Has anyone seen Kernel?” “Not since he jumped in the pool after the bar closed.”
It wasn’t the best way to start Nimbus Co.’s first annual strategic-planning retreat. It was 9 a.m. at the Black Fly Conference Centre, our four-star spa in the woods. Our management team was gathered there to discuss new directions and priorities. Things had started well with a wine and cheese the night before, but losing our excitable vice-president was not on the agenda.
As the search for Kernel started, I reflected on the management meeting that had brought us here. We’d been discussing a new appliance, “Hotplate for Him,” targeting men who can’t figure out a stove. Kernel and Wanda wanted to push it hard for Christmas. Scanelli and I argued for focusing on the components division, now that aerospace is showing signs of life. Betty Cash, our controller, suggested we build cash reserves to three times revenue.
We were getting nowhere because we had no long-term vision. That night, I dug up our most recent five-year plan. It referred to the potential for free trade with the U.S. and an exciting new technology called fax. I figured it was time for an update.
But we couldn’t find Kernel anywhere. Reluctantly, I asked the team to focus on our work. “He’ll turn up eventually,” I said. “Should I cancel one place for lunch?” Betty asked.
“Let’s move on,” I said, pulling out the agenda I’d drafted. “The first item is a discussion of where our industry is going. Scanelli, it’s your ball.” “Thanks, Cumulo. I’ve prepared a few slides…” “No,” I interrupted. “We’re here to talk with each other, not at each other.”
Shaken, Scanelli delivered his message in three minutes. That should teach him to read the whole memo next time.
Basically, he said that consumer markets are flat and retailers are squeezing our margins. He suggested we look to industrial markets, in which quality and dependability mean more than price. I thanked him and opened the floor to questions.

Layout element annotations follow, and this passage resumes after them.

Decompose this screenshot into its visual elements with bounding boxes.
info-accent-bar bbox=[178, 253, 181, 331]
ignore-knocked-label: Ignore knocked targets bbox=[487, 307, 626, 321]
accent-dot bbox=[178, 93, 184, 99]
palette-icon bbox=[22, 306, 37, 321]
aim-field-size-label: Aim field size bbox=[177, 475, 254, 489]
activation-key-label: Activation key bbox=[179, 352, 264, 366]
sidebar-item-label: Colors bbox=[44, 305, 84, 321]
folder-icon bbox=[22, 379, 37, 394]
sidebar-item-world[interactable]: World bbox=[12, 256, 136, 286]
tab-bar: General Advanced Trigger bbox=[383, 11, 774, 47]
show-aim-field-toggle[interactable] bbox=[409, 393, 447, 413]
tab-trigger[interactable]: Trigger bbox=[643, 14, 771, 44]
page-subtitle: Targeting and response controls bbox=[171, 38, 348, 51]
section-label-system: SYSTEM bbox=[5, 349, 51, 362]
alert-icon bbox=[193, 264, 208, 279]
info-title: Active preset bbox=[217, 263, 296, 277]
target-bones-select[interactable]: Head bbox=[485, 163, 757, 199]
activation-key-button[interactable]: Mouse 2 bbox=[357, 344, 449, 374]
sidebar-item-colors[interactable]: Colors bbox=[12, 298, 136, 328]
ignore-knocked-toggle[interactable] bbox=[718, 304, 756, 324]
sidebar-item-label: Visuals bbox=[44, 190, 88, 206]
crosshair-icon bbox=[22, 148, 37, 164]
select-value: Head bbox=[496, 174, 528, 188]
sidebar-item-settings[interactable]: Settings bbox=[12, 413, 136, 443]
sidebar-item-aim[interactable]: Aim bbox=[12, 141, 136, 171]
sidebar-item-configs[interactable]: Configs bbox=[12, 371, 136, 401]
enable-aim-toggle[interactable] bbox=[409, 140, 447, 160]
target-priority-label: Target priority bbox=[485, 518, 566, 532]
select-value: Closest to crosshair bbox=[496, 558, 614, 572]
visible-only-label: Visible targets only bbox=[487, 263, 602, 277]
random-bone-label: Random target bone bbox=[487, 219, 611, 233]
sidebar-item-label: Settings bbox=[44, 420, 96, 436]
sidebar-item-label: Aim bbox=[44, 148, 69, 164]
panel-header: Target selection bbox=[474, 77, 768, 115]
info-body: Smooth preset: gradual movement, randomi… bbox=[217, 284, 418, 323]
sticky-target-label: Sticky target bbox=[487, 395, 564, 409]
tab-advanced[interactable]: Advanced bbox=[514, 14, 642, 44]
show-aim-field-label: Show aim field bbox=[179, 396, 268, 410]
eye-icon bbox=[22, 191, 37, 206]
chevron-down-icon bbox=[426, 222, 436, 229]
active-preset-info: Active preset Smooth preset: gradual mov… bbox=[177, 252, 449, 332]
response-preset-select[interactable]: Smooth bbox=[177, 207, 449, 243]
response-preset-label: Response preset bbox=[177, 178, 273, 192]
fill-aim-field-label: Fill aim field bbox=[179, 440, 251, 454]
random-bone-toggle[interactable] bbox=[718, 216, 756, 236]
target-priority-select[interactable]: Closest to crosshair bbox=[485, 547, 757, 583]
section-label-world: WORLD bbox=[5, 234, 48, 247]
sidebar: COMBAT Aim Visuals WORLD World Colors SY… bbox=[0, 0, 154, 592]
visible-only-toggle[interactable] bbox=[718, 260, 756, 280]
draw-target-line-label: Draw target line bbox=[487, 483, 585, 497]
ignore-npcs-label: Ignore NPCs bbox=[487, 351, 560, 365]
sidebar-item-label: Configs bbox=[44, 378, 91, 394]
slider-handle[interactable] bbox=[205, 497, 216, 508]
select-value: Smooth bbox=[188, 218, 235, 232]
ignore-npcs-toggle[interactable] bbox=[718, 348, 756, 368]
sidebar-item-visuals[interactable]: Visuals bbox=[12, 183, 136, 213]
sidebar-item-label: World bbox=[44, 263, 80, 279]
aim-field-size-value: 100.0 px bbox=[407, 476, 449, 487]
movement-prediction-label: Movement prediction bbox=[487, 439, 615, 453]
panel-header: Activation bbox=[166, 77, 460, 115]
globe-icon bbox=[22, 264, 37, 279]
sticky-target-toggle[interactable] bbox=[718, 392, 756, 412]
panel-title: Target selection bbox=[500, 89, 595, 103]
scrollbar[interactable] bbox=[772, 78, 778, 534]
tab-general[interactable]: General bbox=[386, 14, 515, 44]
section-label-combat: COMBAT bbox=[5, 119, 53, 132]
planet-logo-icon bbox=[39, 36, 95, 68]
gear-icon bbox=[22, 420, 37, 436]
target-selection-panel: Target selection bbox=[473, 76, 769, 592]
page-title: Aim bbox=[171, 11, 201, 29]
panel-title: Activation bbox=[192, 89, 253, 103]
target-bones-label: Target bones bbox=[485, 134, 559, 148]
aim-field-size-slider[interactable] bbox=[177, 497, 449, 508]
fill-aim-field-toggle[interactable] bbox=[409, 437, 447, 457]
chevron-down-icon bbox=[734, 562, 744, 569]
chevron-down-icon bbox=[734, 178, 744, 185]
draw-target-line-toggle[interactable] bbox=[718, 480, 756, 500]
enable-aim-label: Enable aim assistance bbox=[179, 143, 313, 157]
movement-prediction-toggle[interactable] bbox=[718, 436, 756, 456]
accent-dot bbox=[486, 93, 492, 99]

“If we’re going to talk quality and dependability, I need new machines,” said Wirtz. “We don’t have the money,” said Betty. “I think that’s one of the things we’re here to decide,” said Wanda. “Doesn’t anyone have a question?” I pleaded.
The rest of the agenda was open, so I walked over to the flip chart. “What I’d like to do is capture your ideas for new products,” I said. “Then we’ll prioritize and…” “We need to do a SWOT analysis first,” insisted Wanda. I’d hoped not to consider our strengths, weaknesses, opportunities and threats, for fear the answers would be too obvious or too painful. But I was pleasantly surprised: the team came up with several strengths, and no one called me a weakness.
Just then, a mud-caked Kernel crashed into the room. “Sorry I’m late,” he said. “I went out for a run and fell into a bog. And the more I struggled to get free, the deeper I slipped into the muck.” “Man,” said Scanelli, “that sounds familiar.”
“So what did you do?” asked Wanda. “I stopped struggling,” said Kernel. “I looked deep inside and focused. Then I took a few baby steps forward till I found solid ground. I slowly eased my way out of the bog and onto the path. But by this time I didn’t know which way to go…”
“Enough,” I said. “Kernel, I’m glad you’re alive. But we’re trying to talk business here…” “Wait,” Wanda spoke up. “I think there’s a message in his story. What happened next?”
“Well, the hotel daycare group came along and pointed my way back,” said Kernel. “One of those four-year-olds had a great sense of direction.” “Maybe we can we hire him as a guest speaker,” grumbled Wirtz.
That was the end. I’d hoped to spend the afternoon on competitive assessments, but the mood was shot. We played water polo till dinner.
At home the next day, I told Cirrus the whole story. “Of course your meeting tanked,” she sighed. “I count at least seven mistakes you made in running it.” “Like what?” I said. “Just ask your readers,” said Cirrus. “They’ll know.”